Mort en février 2013, Daniel Darc réapparait cet été sur des affiches et dans quelques salles de ciné, le temps d’un film : Daniel Darc, pieces of my life. A la manœuvre : les réalisateurs Marc Dufaud et Thierry Villeneuve. Parce que Dufaud a filmé Darc pendant une vingtaine d’années : chez lui, chez ses parents, dans la rue, dans le métro, parfois à l’arrache, entre deux cafés, deux balades, deux errances… La première fois que Dufaud a mis une caméra entre lui et Darc, c’était au début des années 1990. Sans scénario. Comme ça, pour voir, sentir, prendre la température, poser les bases d’un long métrage. C’était une quinzaine d’années après la formation de Taxi-Girl.
Les veines tranchées sur la scène du Palace
Images et archives à l’appui, Dufaud et Villeneuve remontent le temps. Juste pour rappeler comment Daniel Rozoum, né en 1959 à Paris, est devenu Daniel Darc. Comment l’ado du lycée Balzac a été propulsé leader-chanteur du groupe Taxi-Girl en 1977. Un hasard… Darc le dit lui-même : il ne savait pas chanter, mais il était punk, il avait les cheveux courts et il bougeait mieux que les autres, alors il a été choisi. La suite, c’est le tube Cherchez le garçon en 1980, les couv’ de magazines, les passages à la télé, mais aussi les veines tranchées sur la scène du Palace, en première partie des Talking Heads, pour le sang qui gicle « comme dans les films de Peckinpah », confie Darc face à Dufaud. C’est l’époque de tous les excès, la vie à toute vitesse, le « no future » et autre « mourir à 21 ans comme Cochran ». Autodestruction au menu. Overdose de Pierre Wolfsohn, le batteur de Taxi-Girl : un frère pour Darc. Et fin de partie pour le groupe au milieu des années 1980.
L’homme au bras d’or…
La carrière solo de Darc, c’est celle d’un garçon qui se cherche toujours… Entre ses références multiples – elle vont de Jean Genet à William Burroughs, en passant par Lautréamont, Johnny Cash, John Coltrane ou James Dean…-, une quête de liberté et l’envie de « faire » des chansons, de la musique. C’est ce qui transpire des scènes tournées dans son appartement, qui suinte la déglingue. Une pièce minuscule où Darc fait tout : lire, écrire, dormir, se piquer… Car, durant les années 1990, son quotidien est rythmé par l’arrivée du dealer et l’heure des shoots, parfois à plusieurs sur une même seringue. Des années compliquées, où Darc va même passer par la case prison. Où Darc se compare à L’homme au bras d’or.

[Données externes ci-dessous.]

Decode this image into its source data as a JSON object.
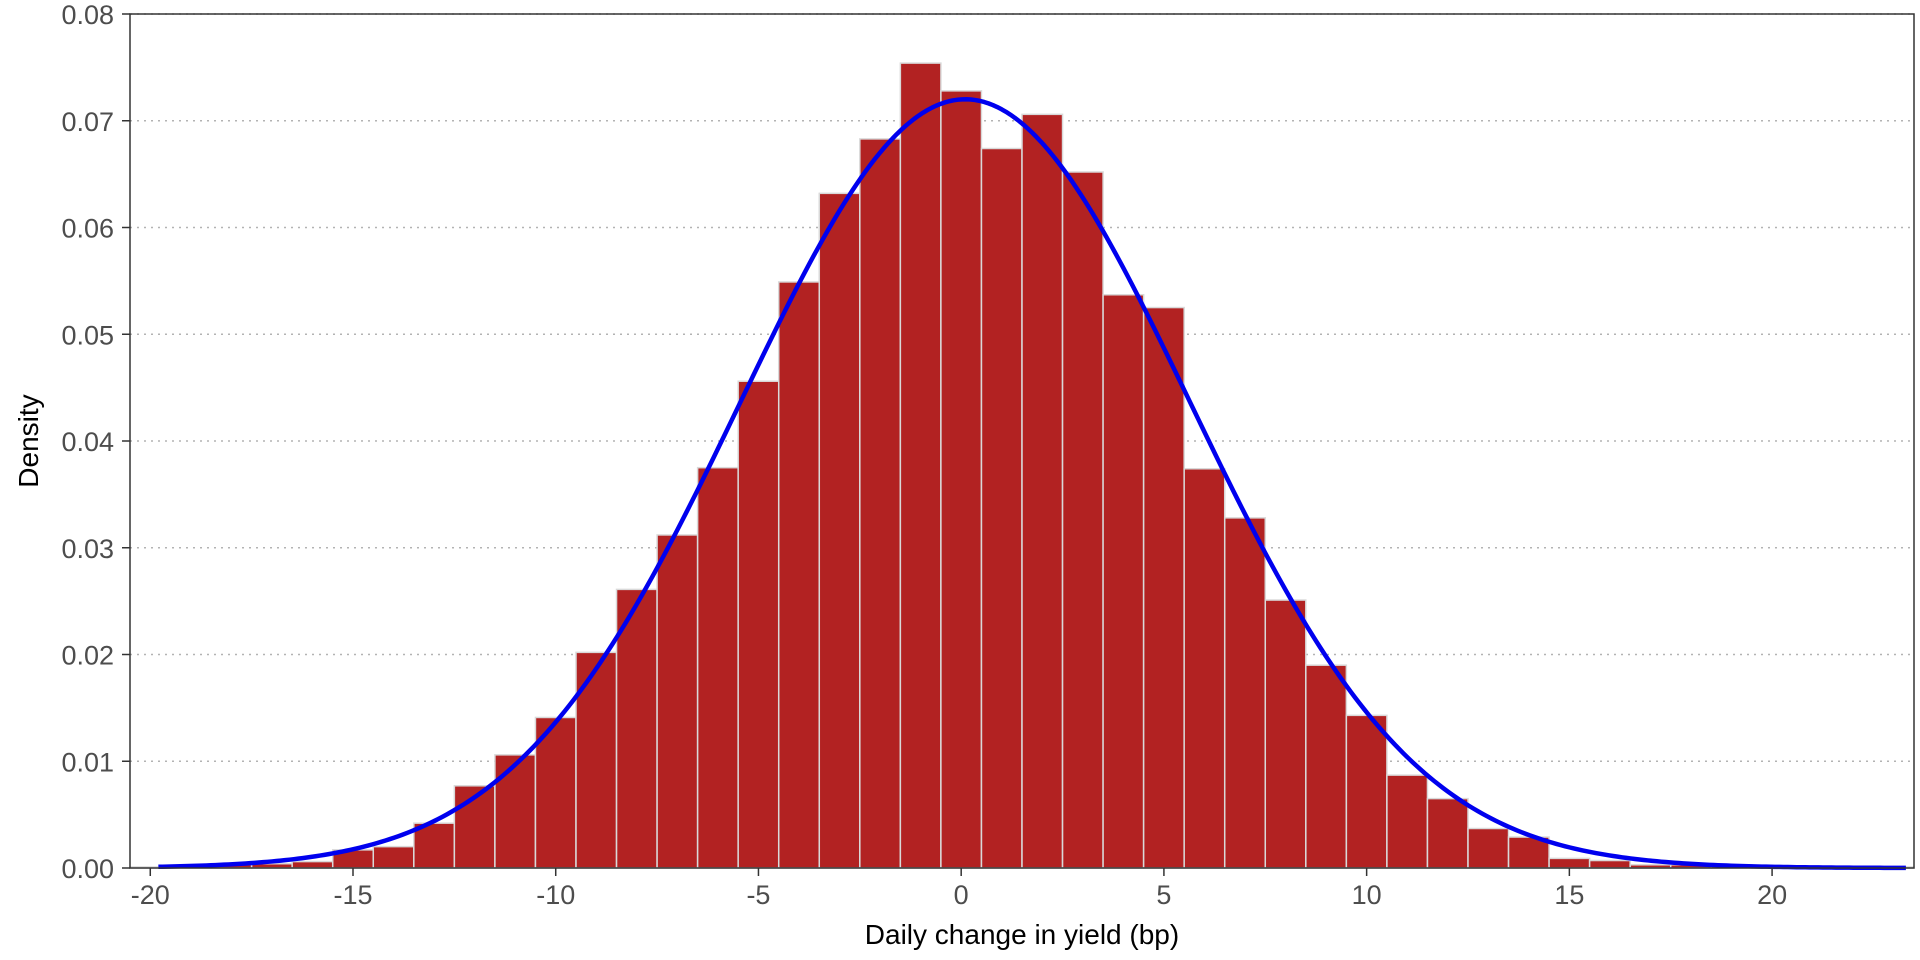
{
  "chart_data": {
    "type": "bar",
    "title": "",
    "xlabel": "Daily change in yield (bp)",
    "ylabel": "Density",
    "xlim": [
      -20.5,
      23.5
    ],
    "ylim": [
      0,
      0.08
    ],
    "x_ticks": [
      -20,
      -15,
      -10,
      -5,
      0,
      5,
      10,
      15,
      20
    ],
    "x_tick_labels": [
      "-20",
      "-15",
      "-10",
      "-5",
      "0",
      "5",
      "10",
      "15",
      "20"
    ],
    "y_ticks": [
      0,
      0.01,
      0.02,
      0.03,
      0.04,
      0.05,
      0.06,
      0.07,
      0.08
    ],
    "y_tick_labels": [
      "0.00",
      "0.01",
      "0.02",
      "0.03",
      "0.04",
      "0.05",
      "0.06",
      "0.07",
      "0.08"
    ],
    "grid": "horizontal-dotted",
    "bin_width": 1,
    "series": [
      {
        "type": "histogram",
        "color": "#b22222",
        "bins": [
          {
            "start": -20.5,
            "end": -19.5,
            "value": 0.0001
          },
          {
            "start": -19.5,
            "end": -18.5,
            "value": 0.0001
          },
          {
            "start": -18.5,
            "end": -17.5,
            "value": 0.0004
          },
          {
            "start": -17.5,
            "end": -16.5,
            "value": 0.0004
          },
          {
            "start": -16.5,
            "end": -15.5,
            "value": 0.0006
          },
          {
            "start": -15.5,
            "end": -14.5,
            "value": 0.0017
          },
          {
            "start": -14.5,
            "end": -13.5,
            "value": 0.002
          },
          {
            "start": -13.5,
            "end": -12.5,
            "value": 0.0042
          },
          {
            "start": -12.5,
            "end": -11.5,
            "value": 0.0077
          },
          {
            "start": -11.5,
            "end": -10.5,
            "value": 0.0106
          },
          {
            "start": -10.5,
            "end": -9.5,
            "value": 0.0141
          },
          {
            "start": -9.5,
            "end": -8.5,
            "value": 0.0202
          },
          {
            "start": -8.5,
            "end": -7.5,
            "value": 0.0261
          },
          {
            "start": -7.5,
            "end": -6.5,
            "value": 0.0312
          },
          {
            "start": -6.5,
            "end": -5.5,
            "value": 0.0375
          },
          {
            "start": -5.5,
            "end": -4.5,
            "value": 0.0456
          },
          {
            "start": -4.5,
            "end": -3.5,
            "value": 0.0549
          },
          {
            "start": -3.5,
            "end": -2.5,
            "value": 0.0632
          },
          {
            "start": -2.5,
            "end": -1.5,
            "value": 0.0683
          },
          {
            "start": -1.5,
            "end": -0.5,
            "value": 0.0754
          },
          {
            "start": -0.5,
            "end": 0.5,
            "value": 0.0728
          },
          {
            "start": 0.5,
            "end": 1.5,
            "value": 0.0674
          },
          {
            "start": 1.5,
            "end": 2.5,
            "value": 0.0706
          },
          {
            "start": 2.5,
            "end": 3.5,
            "value": 0.0652
          },
          {
            "start": 3.5,
            "end": 4.5,
            "value": 0.0537
          },
          {
            "start": 4.5,
            "end": 5.5,
            "value": 0.0525
          },
          {
            "start": 5.5,
            "end": 6.5,
            "value": 0.0374
          },
          {
            "start": 6.5,
            "end": 7.5,
            "value": 0.0328
          },
          {
            "start": 7.5,
            "end": 8.5,
            "value": 0.0251
          },
          {
            "start": 8.5,
            "end": 9.5,
            "value": 0.019
          },
          {
            "start": 9.5,
            "end": 10.5,
            "value": 0.0143
          },
          {
            "start": 10.5,
            "end": 11.5,
            "value": 0.0087
          },
          {
            "start": 11.5,
            "end": 12.5,
            "value": 0.0065
          },
          {
            "start": 12.5,
            "end": 13.5,
            "value": 0.0037
          },
          {
            "start": 13.5,
            "end": 14.5,
            "value": 0.0029
          },
          {
            "start": 14.5,
            "end": 15.5,
            "value": 0.0009
          },
          {
            "start": 15.5,
            "end": 16.5,
            "value": 0.0007
          },
          {
            "start": 16.5,
            "end": 17.5,
            "value": 0.0003
          },
          {
            "start": 17.5,
            "end": 18.5,
            "value": 0.0003
          },
          {
            "start": 18.5,
            "end": 19.5,
            "value": 0.0003
          },
          {
            "start": 19.5,
            "end": 20.5,
            "value": 0.0001
          },
          {
            "start": 20.5,
            "end": 21.5,
            "value": 0.0001
          },
          {
            "start": 21.5,
            "end": 22.5,
            "value": 0.0001
          },
          {
            "start": 22.5,
            "end": 23.5,
            "value": 0.0001
          }
        ]
      },
      {
        "type": "line",
        "color": "#0000ee",
        "curve": "normal-density",
        "mean": 0.1,
        "sd": 5.54
      }
    ]
  }
}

« Il est arrivé à neuf heures moins cinq… »
Pas de complaisance dans le film de Dufaud et Villeneuve. On est dans le « dur », la réalité. Celle de Darc, le punk, le rocker. Mais aussi celle d’un long métrage à monter, avec des dizaines de bobines de film, comme autant de petits cailloux semés sur un chemin très chaotique. Puis, comme dans un bon polar, l’intrigue progresse. Darc se met à croire en Dieu. Il arrête l’héroïne. Il croise la route du musicien et producteur Frédéric Lo, qui lui donne rendez-vous un matin à 9 heures pour faire un disque, sans vraiment croire à sa venue. « Il est arrivé à neuf heures moins cinq », se souvient Lo. Quelques mois plus tard, l’album Crèvecœur sortira dans les bacs. Nous sommes en 2004, année de résurrection pour Darc, qui va même recevoir une Victoire de la Musique, dans la catégorie… « Révélation ». Pas banal pour un artiste dont la carrière avait déjà près de 30 ans. « Quand je mourrai, j’irai au paradis, car c’est en enfer que j’ai passé ma vie », a écrit Darc. Une phrase aux allures d’épitaphe. Elle résume aussi fort bien le très bon film de Dufaud et Villeneuve.
Daniel Darc, pieces of my life : sortie en salle le 24 juillet.